Other times, my duties took me out of the capital. While monitoring the Ukrainian presidential election, I got to spend a weekend in Kherson. The city is located on the Dnieper River, on the mouth to the Black Sea, just 75 miles from the Crimean peninsula, which has been annexed by Russia for more than five years (left). As a port, Kherson is a prime spot for sailors, as shown by its Monument to the First Shipmen (right). Our final election-monitoring stop, where we watched poll workers count votes, was at a maritime university.

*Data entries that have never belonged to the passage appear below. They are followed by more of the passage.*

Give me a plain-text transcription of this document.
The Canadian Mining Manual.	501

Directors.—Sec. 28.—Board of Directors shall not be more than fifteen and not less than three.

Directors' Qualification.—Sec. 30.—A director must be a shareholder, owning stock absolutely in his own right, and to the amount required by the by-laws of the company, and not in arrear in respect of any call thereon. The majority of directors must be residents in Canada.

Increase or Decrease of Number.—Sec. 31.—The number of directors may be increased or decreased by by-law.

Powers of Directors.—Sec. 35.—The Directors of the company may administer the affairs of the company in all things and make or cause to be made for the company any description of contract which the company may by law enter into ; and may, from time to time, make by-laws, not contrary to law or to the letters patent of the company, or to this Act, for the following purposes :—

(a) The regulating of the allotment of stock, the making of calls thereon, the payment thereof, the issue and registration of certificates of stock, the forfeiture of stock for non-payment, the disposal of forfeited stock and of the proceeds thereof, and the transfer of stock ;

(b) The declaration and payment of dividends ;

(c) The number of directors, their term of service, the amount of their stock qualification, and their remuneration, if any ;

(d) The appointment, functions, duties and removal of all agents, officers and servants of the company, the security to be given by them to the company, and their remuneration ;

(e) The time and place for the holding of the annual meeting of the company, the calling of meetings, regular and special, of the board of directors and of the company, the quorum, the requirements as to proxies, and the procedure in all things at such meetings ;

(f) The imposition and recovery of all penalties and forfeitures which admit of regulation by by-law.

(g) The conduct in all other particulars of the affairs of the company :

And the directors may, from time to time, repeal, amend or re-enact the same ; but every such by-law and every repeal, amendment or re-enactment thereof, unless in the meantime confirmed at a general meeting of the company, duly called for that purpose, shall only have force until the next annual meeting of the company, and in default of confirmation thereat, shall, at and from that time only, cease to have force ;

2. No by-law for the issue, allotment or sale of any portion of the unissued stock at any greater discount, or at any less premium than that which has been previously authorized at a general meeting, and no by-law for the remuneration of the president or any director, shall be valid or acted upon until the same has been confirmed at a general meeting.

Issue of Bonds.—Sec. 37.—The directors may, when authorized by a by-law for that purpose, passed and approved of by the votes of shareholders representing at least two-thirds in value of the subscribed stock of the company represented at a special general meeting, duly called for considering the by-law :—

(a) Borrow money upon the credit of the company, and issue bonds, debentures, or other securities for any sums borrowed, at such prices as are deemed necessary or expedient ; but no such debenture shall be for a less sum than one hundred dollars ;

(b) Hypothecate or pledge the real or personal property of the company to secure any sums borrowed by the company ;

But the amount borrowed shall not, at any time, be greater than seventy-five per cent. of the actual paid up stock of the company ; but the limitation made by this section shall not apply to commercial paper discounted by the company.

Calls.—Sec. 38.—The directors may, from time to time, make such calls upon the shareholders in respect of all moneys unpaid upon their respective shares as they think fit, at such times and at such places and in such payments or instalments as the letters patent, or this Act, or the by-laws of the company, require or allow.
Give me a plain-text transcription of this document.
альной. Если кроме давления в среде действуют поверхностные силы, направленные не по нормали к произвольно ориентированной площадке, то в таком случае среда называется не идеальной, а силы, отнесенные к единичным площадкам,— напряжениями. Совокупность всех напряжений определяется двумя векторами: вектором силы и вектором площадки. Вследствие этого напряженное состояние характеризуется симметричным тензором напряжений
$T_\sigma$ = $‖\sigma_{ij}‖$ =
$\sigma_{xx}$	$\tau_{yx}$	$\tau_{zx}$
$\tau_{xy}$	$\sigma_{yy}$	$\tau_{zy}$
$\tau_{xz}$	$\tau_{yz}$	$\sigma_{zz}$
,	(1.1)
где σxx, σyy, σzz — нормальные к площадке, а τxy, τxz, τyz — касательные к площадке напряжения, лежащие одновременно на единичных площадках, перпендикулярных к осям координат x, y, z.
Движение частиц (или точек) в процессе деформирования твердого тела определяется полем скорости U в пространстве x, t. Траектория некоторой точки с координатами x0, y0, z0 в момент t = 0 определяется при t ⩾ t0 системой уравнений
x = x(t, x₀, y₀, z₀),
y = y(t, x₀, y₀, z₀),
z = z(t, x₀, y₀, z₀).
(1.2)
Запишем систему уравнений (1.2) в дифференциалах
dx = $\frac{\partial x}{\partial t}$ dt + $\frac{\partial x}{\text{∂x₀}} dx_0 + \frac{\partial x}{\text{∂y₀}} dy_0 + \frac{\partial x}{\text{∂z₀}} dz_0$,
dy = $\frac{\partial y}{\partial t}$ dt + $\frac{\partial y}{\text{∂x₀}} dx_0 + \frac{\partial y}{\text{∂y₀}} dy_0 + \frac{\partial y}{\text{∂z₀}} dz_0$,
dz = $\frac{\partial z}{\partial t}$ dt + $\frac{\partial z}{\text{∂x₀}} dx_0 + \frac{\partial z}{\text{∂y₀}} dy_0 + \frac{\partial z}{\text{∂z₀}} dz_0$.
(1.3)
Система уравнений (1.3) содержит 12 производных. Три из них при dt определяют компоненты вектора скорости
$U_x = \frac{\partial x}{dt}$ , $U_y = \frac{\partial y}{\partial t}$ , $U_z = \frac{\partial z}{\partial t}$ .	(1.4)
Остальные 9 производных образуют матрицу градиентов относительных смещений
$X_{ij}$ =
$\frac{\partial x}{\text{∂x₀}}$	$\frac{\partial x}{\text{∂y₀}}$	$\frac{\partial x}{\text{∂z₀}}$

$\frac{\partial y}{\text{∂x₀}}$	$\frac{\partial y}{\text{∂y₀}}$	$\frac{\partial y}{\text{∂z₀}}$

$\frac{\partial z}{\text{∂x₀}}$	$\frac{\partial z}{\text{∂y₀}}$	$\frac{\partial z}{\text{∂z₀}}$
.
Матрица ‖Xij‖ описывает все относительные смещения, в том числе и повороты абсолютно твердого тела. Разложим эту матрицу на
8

Another time, for a consular outreach visit, I touched down in Chernivtsi, a cute little college town (top left). The trip also took me to Kamianets-Podilskyi, which I accidentally visited due to some car trouble on a previous personal trip. But this time, I stayed in hotel right across from the town hall (top right). I also got a second look at the city's famous castle (bottom).
That allowed me a good source of comparison when we stopped by Khotyn, which is perched above the Dniester River (top left). In many ways, the 13th-century citadel is more structurally intact, especially its outer walls (top right). But for some reason, it is less well-known to tourists, perhaps because fewer of the areas, including the bell tower, are accessible to visitors (bottom left). It was enough for me to wander around the vacant fortress, soaking in the atmosphere and history (bottom right).
 
But by far, my favorite assignment was assisting with an American Music Abroad tour. For a few days, I basically got to be a groupie as I accompanied Seth Glier, Ryan Hommel, and Joe Nerney to a series of jam sessions and public shows (top). Since returning to the States, I have been hoping for an opportunity to see them play again because I really enjoyed their message and their music (bottom left). Ukrainians certainly shared that sentiment, and all three musicians epitomized graciousness when greeting numerous non-English-speaking fans after their shows (bottom right).  
I joined the band's tour in Melitopol, a transport and education hub, which is home to three universities (top). Nowadays, the city is known more for industry than arts, but it clearly has a history of public engagement with performance. The Soviet-era venue where the group played that first night was straight out of a time machine (bottom left). A quote from Lenin -- "Art belongs to the people" -- was even inscribed above the stage (bottom right). 
 
During some down time, I got to explore the everyday side of Melitopol. A short run took me past orchards in full bloom (top left) and promenades with bright landscaping (top right). I ended at the market near my hotel (bottom left). After checking out all the stalls' options, I settled on a snack of cheburek, eastern Europe's version of the empanada (bottom right). 
The next night, the band played in Berdyansk, at another brutalist-inspired performing-arts hall (left). The city is a small summer resort as it sits on the Sea of Azov (right). Of late, it has lost some of its draw due to a "hybrid war" nearby. It lies directly north of the Kerch Strait, site of a dispute that resulted in the detention of Ukrainian sailors. The region where an actual war is ongoing -- the Donbass, which is also the title of an excellent film about the conflict -- is off-limits to embassy personnel, except for approved official business. I never got to see the situation at the front line, but I am grateful for the experiences I had, such as the music tour, that revealed the nature of the war's reverberations.